IV. The distribution of ballot papers to the polling stations is done in an inclusive, transparent and traceable manner where stakeholders participate.
This election is crucial in allowing Zimbabweans to move forward. However, only a true and democratic election can afford the people of Zimbabwe opportunity to choose their own leaders.
We are not by any chance disillusioned in our demand for transparency. We are quite informed on the mechanisms used in the past to manipulate the vote using the Voters’ Roll, ballot papers and polling station deployments.
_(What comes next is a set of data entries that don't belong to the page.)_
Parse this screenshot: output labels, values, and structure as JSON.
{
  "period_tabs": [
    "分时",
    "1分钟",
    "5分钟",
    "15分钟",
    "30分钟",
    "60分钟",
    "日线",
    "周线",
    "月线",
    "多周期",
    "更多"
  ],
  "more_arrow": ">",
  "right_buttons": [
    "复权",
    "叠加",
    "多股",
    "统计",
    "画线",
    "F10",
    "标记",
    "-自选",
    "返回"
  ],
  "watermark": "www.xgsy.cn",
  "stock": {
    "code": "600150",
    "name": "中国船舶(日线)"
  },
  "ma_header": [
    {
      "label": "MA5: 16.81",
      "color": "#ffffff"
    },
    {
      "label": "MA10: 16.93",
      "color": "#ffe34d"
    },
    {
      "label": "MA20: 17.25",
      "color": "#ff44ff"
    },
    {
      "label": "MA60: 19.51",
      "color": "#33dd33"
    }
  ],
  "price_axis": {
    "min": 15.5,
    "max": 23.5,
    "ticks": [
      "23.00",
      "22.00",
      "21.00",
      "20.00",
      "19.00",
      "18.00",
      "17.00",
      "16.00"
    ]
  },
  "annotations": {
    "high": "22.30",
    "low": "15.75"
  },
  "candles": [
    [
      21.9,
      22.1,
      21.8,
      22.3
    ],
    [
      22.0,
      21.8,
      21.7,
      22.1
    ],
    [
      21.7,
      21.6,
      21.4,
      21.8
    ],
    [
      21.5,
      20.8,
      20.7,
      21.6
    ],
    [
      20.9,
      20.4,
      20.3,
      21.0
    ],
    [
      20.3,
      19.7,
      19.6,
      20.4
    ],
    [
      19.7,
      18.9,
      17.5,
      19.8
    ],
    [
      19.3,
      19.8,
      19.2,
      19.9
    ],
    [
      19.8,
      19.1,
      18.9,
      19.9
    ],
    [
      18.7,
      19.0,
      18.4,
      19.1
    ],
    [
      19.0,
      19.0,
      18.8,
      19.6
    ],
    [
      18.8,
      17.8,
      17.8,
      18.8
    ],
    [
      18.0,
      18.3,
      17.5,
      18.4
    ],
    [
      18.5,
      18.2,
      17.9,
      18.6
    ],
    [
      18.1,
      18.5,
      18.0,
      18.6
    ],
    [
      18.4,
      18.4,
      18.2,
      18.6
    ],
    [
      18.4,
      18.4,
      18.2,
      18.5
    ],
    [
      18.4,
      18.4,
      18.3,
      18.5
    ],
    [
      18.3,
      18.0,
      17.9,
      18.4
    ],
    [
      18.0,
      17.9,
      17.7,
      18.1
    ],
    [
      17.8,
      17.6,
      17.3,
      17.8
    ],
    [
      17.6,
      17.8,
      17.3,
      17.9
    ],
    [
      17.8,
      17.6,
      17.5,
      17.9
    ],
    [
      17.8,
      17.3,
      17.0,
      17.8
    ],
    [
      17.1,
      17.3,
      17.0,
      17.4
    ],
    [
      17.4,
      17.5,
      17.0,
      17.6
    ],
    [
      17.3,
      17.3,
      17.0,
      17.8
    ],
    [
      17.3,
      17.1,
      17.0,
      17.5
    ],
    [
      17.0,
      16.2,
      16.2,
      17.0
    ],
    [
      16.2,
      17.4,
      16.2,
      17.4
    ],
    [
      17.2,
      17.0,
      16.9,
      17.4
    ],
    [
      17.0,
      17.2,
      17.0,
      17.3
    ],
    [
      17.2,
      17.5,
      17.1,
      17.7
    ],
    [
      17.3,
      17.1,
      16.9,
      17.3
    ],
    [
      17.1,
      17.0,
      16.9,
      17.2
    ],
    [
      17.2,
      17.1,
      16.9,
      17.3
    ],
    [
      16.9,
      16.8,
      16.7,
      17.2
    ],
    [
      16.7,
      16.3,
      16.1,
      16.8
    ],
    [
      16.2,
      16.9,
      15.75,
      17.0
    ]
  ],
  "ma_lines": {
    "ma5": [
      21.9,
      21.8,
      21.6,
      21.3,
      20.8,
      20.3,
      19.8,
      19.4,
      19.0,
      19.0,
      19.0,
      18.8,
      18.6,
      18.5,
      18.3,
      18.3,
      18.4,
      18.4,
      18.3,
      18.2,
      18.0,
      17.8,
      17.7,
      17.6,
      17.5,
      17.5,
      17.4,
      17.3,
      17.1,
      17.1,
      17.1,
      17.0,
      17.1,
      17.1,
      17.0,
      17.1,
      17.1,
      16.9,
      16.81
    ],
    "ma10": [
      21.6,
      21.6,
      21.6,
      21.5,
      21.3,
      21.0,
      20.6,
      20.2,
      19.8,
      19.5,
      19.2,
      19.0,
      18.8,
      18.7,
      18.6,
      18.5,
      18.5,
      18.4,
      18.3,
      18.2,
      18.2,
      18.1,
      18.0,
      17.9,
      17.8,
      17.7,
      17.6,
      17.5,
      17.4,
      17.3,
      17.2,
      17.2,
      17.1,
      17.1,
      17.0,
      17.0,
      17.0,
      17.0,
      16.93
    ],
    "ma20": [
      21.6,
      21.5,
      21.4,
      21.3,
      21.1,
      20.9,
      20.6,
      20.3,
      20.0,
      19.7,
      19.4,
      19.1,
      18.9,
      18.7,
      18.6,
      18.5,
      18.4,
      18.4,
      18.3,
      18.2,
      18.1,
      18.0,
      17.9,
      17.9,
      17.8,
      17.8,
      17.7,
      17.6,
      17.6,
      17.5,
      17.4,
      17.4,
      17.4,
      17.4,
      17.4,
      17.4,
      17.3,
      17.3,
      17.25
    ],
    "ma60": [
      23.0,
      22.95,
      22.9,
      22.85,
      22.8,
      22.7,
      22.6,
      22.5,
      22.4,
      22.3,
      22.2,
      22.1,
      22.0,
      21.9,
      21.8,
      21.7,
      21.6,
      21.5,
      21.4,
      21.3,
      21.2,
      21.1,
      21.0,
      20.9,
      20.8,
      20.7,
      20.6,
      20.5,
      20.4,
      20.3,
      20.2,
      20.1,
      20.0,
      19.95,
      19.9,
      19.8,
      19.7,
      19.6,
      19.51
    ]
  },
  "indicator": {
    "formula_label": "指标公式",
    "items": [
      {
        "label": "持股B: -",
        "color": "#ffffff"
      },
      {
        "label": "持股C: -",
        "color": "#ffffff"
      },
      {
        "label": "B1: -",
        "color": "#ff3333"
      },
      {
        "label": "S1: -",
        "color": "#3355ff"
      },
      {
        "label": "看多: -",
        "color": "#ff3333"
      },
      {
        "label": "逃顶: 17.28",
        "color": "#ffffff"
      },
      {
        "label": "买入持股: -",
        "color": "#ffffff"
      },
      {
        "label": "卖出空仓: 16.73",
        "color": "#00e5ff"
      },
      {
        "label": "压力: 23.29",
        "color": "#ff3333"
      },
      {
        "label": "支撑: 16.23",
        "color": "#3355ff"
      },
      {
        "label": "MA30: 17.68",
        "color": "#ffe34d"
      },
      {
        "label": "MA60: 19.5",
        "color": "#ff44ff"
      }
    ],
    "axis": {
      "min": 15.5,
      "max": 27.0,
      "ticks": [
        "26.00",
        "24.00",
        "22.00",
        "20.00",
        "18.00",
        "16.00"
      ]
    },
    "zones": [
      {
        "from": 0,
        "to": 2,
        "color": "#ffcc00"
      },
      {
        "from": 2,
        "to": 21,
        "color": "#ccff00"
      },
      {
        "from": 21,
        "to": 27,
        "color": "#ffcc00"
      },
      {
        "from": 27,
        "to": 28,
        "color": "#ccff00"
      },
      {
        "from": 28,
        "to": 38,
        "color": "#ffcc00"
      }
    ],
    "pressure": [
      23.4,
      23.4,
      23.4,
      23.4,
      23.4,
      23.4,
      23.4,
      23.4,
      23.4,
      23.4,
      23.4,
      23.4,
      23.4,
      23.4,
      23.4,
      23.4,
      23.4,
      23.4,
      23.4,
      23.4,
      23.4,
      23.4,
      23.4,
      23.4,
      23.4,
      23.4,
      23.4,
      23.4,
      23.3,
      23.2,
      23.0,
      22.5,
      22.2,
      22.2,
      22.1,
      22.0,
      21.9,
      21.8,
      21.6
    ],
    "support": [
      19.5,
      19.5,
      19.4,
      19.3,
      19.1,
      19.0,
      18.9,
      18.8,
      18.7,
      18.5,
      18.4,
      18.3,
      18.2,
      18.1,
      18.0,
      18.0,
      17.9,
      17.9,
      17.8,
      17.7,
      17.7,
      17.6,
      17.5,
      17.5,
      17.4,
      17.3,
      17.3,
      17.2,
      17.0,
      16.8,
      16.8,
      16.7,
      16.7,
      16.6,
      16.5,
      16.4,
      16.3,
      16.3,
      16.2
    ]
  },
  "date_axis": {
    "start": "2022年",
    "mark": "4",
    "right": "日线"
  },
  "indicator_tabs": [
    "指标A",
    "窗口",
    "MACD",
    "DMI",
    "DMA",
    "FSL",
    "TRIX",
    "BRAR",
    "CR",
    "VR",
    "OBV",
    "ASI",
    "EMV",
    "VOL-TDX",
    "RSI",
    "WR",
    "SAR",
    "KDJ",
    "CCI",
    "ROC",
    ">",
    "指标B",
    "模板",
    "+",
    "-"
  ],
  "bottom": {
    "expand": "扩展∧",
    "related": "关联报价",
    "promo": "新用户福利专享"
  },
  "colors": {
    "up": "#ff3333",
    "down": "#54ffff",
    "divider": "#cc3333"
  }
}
Our constitution guarantees us the right to access information held by the state and its organs. The vote must be secret but the election must not held in secrecy. Section 62(1) of the Constitution clearly states:
Every Zimbabwean citizen or permanent resident, including juristic persons and the Zimbabwean media, has the right of access to any information held by the State or by any institution or agency of government at every level, in so far as the information is required in the interests of public accountability.
We want to make it clear, that anything short of a free, fair and credible election as envisaged by our constitution will not be allowed to take place in Zimbabwe.
In the absence of procedural certainty, verifiability of the election will be put into question. If the content and process of this election does not pass these key requirements, then there will be no election.
In 2018, our country certainly does not afford yet another disputed election lest our people begin to lose hope in democracy as a system of governance. Our people are tired and cannot take it anymore. We are therefore prepared to defend our people’s right to a free, fair and credible election in Zimbabwe.
It is clear that we have an election process stalemate arising out of the ballot scandal and the Voters’ Roll inadequacies and omissions. This has culminated in an election crisis.
For the avoidance of doubt, we do not and will not accept the current ballot paper that has been printed without our participation.
As a way forward –
a. the unilateral, illegitimate and illegal ongoing printing of sham ballot papers must stop immediately.
b. An inclusive transparent process of designing, printing, storing and distributing of ballot papers must be agreed by all stakeholders.
c. There must be an emergency meeting with ZEC to resolve all these urgent issues.
d. An urgent meeting with President Mnangagwa in his capacity as the head of state and as a candidate.
e. Embarking on a nationwide stakeholder consultation on the correct path to resolve the impasse.
f. Dispatching special envoys and messages to SADC, AU and the international community.
g. Briefing all the international observers on the current electoral logjam.
We therefore call upon SADC, the AU and the international community to intervene and save a collapsing process and abate am imminent legitimacy crisis.